Alerta en la Economía Argentina: ¿Se Agotan los Pesos? El Impacto Oculto de la Inflación

La situación se complica aún más por el hecho de que los depósitos en dólares del sector privado no han experimentado un crecimiento significativo en los últimos meses. Esto sugiere que la menor demanda de pesos no se ha traducido en una dolarización masiva de carteras dentro del sistema financiero, o bien que parte de esa dolarización se ha canalizado fuera del circuito bancario, lo que representa un desafío adicional para el equipo económico.

Claudio Caprarulo, economista de Analytica, destaca que la caída de la demanda de pesos se explica por la debilidad de la actividad económica y el estancamiento de los ingresos. En este contexto, la acumulación de reservas del BCRA se ha basado principalmente en la oferta de dólares disponible, en lugar de en una recuperación de la demanda de dinero.

La expectativa de una mayor entrada de divisas con la cosecha gruesa genera proyecciones optimistas sobre la capacidad del BCRA para mantener este nivel de compra de reservas en el resto del año. Sin embargo, la dinámica de los agregados monetarios introduce un factor de incertidumbre. Si la demanda de pesos continúa disminuyendo, el BCRA podría verse obligado a reducir el ritmo de compra de dólares o a implementar medidas más drásticas para controlar la liquidez.

El ministro de Economía, Luis Caputo, ha reconocido la posibilidad de que la política de compras del BCRA llegue a un punto de inflexión. En declaraciones recientes, advirtió que “deben estar esperando el día que dejemos de comprar para publicar: ‘Preocupante, el Central no compra más dólares’”. Si bien el ministro espera que este momento se produzca en un futuro lejano, su declaración pone de manifiesto la conciencia del gobierno sobre los desafíos que enfrenta para sostener la acumulación de reservas a largo plazo.
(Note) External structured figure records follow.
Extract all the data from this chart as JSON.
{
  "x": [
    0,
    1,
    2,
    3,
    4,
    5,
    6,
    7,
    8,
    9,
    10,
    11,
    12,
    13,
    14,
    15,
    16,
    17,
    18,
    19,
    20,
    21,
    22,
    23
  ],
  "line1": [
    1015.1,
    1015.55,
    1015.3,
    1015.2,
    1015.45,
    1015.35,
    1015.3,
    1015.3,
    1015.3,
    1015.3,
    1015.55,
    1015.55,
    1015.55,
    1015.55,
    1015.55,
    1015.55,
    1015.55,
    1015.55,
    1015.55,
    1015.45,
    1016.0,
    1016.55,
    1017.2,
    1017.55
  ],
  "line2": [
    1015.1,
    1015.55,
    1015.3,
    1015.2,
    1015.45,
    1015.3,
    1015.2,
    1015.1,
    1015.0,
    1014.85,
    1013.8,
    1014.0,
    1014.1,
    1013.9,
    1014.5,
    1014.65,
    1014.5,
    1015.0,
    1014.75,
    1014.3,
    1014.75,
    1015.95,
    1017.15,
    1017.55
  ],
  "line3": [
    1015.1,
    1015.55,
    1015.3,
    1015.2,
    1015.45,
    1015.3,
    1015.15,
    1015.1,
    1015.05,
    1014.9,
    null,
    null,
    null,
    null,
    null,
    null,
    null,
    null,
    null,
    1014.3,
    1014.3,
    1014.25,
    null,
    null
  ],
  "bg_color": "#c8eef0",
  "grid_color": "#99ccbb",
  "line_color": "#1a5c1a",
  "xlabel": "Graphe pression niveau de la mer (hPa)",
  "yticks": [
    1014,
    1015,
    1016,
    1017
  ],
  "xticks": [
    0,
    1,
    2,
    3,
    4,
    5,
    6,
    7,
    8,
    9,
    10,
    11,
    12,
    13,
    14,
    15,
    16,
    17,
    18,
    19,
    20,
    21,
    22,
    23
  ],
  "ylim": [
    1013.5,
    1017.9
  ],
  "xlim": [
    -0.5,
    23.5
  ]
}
En definitiva, la situación económica argentina es compleja y requiere un análisis cuidadoso. La caída de la demanda de pesos es una señal de alerta que no puede ser ignorada. El éxito de la política monetaria del BCRA dependerá de su capacidad para abordar este problema y restaurar la confianza en la moneda local. La estabilidad económica del país está en juego.